Research by Marianne Taylor, Text by Tim Wickes.
It’s a lovely day in 1963 and the great Working Hunter, Navy Commander, and young Ernie Oare have had a fall in the Amateur To Ride class at the Oak Brook Horse Show. Betty Reynolds, the future Mrs. Oare, sees poor Ernie flat out in the middle of the ring, leaps the rail, and runs straight to…the horse. Of course. Navy Commander was that good.
Dial back the clock a bit further to the mid 1950’s. Betty and her brothers, Bucky and Bobby, are growing up on their parents’ farm in Tryon, NC. The parents in question, legendary horseman J. Arthur Reynolds and wife Edna, operated a show and foxhunting stable. When a man named Dr. Oliver Carmichael, President of Converse College, bought the famous Block House Farm next door, the wheels of history were pushed into motion.

For his up and coming show horse stable, Dr. Carmichael hired J. Arthur protégé Earl “Red” Frazier, and Red promptly went to work putting together a top class show stable. Once again, fate waved its wand. In March, 1960, Dr. Carmichael was forced to move back to his home in South Bend, Indiana, to run the family bank due to the death in a plane crash of his brother-in-law, Robert Oare. Red Frazier and the horses went with him. But, after that first Northern Indiana winter, Red had Carolina on his mind, and back he moved. All of a sudden, Dr. Carmichael needed a new trainer and J. Arthur Reynolds was the man for the job.
Putting Tryon in the rear view mirror, the Reynolds family headed north to South Bend, the Carmichael’s new farm “Laughin’ Place,” and the horse of Betty Reynolds’ lifetime.

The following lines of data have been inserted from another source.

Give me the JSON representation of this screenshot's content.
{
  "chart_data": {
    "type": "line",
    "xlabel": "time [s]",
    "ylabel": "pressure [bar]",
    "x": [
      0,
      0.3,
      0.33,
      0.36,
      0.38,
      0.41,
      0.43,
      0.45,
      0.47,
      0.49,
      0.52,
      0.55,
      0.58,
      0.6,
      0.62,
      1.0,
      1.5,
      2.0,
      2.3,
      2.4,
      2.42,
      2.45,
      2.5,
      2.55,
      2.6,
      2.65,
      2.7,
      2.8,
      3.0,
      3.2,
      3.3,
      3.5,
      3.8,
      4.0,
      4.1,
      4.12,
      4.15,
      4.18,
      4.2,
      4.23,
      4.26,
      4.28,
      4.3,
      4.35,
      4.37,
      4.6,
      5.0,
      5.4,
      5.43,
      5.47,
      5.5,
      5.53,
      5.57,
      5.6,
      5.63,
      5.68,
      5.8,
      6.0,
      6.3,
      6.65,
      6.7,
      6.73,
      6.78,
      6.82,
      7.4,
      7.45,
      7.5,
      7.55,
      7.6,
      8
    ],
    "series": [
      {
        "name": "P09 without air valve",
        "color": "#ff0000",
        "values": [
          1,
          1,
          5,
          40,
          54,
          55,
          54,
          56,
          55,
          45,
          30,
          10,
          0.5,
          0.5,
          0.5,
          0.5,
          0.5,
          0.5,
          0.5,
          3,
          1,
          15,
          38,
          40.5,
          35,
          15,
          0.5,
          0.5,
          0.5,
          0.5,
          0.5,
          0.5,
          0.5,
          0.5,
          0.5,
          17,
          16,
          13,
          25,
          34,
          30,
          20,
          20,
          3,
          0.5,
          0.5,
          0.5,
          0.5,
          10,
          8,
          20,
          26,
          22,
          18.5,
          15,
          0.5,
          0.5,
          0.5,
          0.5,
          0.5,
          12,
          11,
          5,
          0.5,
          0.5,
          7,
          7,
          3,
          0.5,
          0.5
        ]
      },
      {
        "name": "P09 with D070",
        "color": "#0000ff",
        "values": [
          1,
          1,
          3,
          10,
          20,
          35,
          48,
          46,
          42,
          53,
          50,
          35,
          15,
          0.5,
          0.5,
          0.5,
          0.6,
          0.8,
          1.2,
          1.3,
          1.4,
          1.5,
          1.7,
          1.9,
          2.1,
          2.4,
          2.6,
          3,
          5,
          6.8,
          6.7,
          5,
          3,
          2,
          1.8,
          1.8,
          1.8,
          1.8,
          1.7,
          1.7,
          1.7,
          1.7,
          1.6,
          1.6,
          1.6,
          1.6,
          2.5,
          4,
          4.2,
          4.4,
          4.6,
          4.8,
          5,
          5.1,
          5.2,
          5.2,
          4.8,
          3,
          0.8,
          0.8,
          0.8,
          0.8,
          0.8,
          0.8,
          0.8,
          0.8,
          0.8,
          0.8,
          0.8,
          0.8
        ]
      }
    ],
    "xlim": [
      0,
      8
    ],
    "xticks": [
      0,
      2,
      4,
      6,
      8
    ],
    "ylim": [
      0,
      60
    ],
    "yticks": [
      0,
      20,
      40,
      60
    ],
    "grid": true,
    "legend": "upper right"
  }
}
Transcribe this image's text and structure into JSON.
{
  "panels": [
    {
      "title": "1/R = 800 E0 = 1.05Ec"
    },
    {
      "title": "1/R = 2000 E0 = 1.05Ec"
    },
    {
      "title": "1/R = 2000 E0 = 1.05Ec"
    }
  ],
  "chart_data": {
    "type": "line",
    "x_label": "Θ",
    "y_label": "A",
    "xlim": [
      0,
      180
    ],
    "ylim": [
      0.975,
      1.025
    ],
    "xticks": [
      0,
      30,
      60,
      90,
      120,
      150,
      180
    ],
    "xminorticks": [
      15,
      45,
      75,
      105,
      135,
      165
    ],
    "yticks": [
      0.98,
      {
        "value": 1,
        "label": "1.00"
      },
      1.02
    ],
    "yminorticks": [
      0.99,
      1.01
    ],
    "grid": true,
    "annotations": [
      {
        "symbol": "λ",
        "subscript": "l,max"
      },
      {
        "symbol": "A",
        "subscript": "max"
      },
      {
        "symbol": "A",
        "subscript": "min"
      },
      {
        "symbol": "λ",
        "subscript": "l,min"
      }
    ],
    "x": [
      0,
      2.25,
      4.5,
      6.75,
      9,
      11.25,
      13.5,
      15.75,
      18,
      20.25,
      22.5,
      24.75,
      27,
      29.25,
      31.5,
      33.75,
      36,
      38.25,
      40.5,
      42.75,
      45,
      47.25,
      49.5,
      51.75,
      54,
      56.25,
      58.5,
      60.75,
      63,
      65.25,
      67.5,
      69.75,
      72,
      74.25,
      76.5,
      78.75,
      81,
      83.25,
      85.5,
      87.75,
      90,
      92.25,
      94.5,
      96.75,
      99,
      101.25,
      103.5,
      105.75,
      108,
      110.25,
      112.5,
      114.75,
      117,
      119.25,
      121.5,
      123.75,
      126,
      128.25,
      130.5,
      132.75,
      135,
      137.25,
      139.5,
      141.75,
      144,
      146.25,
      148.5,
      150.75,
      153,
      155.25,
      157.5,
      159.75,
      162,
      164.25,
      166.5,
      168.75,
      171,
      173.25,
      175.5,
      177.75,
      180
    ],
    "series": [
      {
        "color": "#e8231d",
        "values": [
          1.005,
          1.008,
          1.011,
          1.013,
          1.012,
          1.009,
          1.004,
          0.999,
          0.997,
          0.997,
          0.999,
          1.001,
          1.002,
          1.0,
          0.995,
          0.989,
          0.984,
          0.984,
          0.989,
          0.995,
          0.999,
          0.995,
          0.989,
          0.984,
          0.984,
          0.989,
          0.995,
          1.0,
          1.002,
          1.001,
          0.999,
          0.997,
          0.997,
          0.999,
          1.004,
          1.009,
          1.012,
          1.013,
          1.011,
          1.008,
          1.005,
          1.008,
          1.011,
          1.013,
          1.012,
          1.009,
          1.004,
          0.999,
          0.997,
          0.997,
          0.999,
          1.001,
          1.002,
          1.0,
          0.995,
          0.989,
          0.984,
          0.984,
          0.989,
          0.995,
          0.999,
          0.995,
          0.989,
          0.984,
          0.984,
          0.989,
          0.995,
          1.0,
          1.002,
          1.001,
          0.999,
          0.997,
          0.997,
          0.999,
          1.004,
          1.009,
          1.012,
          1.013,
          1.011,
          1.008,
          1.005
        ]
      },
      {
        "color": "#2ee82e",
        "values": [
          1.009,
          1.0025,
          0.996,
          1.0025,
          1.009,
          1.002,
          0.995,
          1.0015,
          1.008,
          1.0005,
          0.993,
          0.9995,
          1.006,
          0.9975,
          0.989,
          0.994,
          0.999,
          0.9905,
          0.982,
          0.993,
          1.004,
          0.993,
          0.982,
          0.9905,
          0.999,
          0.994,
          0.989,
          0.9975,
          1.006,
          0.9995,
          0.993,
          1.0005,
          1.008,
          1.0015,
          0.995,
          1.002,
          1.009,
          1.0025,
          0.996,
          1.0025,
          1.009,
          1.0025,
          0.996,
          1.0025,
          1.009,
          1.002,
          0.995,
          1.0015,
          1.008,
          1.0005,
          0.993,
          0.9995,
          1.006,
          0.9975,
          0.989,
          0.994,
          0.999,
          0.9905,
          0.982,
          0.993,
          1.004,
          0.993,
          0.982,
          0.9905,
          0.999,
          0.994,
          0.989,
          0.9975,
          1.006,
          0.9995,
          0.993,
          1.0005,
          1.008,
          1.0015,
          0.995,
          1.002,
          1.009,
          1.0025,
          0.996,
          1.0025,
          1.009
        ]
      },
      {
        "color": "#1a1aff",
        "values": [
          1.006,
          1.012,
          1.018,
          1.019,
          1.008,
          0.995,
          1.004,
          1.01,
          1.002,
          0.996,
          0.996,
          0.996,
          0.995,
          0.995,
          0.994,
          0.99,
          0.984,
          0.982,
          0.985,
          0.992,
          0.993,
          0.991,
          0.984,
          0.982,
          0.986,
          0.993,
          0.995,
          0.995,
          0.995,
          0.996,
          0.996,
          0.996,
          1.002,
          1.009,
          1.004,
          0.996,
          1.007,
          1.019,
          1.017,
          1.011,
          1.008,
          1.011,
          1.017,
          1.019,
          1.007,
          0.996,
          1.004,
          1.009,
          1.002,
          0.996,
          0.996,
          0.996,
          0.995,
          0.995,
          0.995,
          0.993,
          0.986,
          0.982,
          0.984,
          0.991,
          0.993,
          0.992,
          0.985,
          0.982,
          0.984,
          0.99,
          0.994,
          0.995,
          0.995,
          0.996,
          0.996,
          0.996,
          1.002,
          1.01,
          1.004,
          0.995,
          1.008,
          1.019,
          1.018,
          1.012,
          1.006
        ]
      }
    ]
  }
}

A few years earlier, Red Frazier had found a nice, young grandson son of Triple Crown winner, War Admiral. Frazier trained him up, and started to show the horse called Navy Commander while still in Tryon and that first summer in South Bend. He was a nice horse, very nice, but not a superstar until Betty arrived. Although Bucky Reynolds was the Laughin’ Place rider, Navy Commander preferred Betty. And, like Fred and Ginger, Bogey and Bacall, a team was born.
Although Navy Commander was a big, galloping horse that loved Derby-like outside courses, he and Betty had their first huge win at Madison Square Garden in the $2500 (think $50,000 today) Working Hunter Stake class. The East Coasters knew that there was a new sheriff in town. They returned to be Working Hunter Champion in 1962 and 1964, and lost to the legendary Hall of Famer Isgilde in a hack off in 1963. In 1962, the pair was AHSA Working Hunter Horse of the Year after being Champion at Harrisburg, The Garden, and The Royal Winter Fair in Toronto. For four years in a row, they were Circuit Champions of the Virginia summer circuit. Four horse shows, four weeks in a row in the dog days of August, Glenmoore Hunt, Bath County, Deep Run, and finally Warrenton on Labor Day weekend. All of the big guns showed up, but Navy Commander and his faultless little pilot ruled the roost.

All of this brings us back to 1963 and Ernie Oare laid out in the middle of the Oak Brook ring with his sweetheart running past him to get to Navy Commander. Somehow, Ernie took this as a good sign, and the following spring, he and Betty were married, a position they still hold today. Ernie did not get around to Betty’s wedding present until the end of that summer in 1964 where, at the Warrenton Horse Show and with the blessing of his uncle, Dr. Carmichael, he gave Betty Navy Commander.
J. Arthur Reynolds, Bucky Reynolds, and Betty Reynolds Oare are all in the National Show Hunter Hall of Fame. And, right there with them is Navy Commander, one of the greatest Working Hunters of all time. To Betty Reynolds Oare, he was her horse of a lifetime.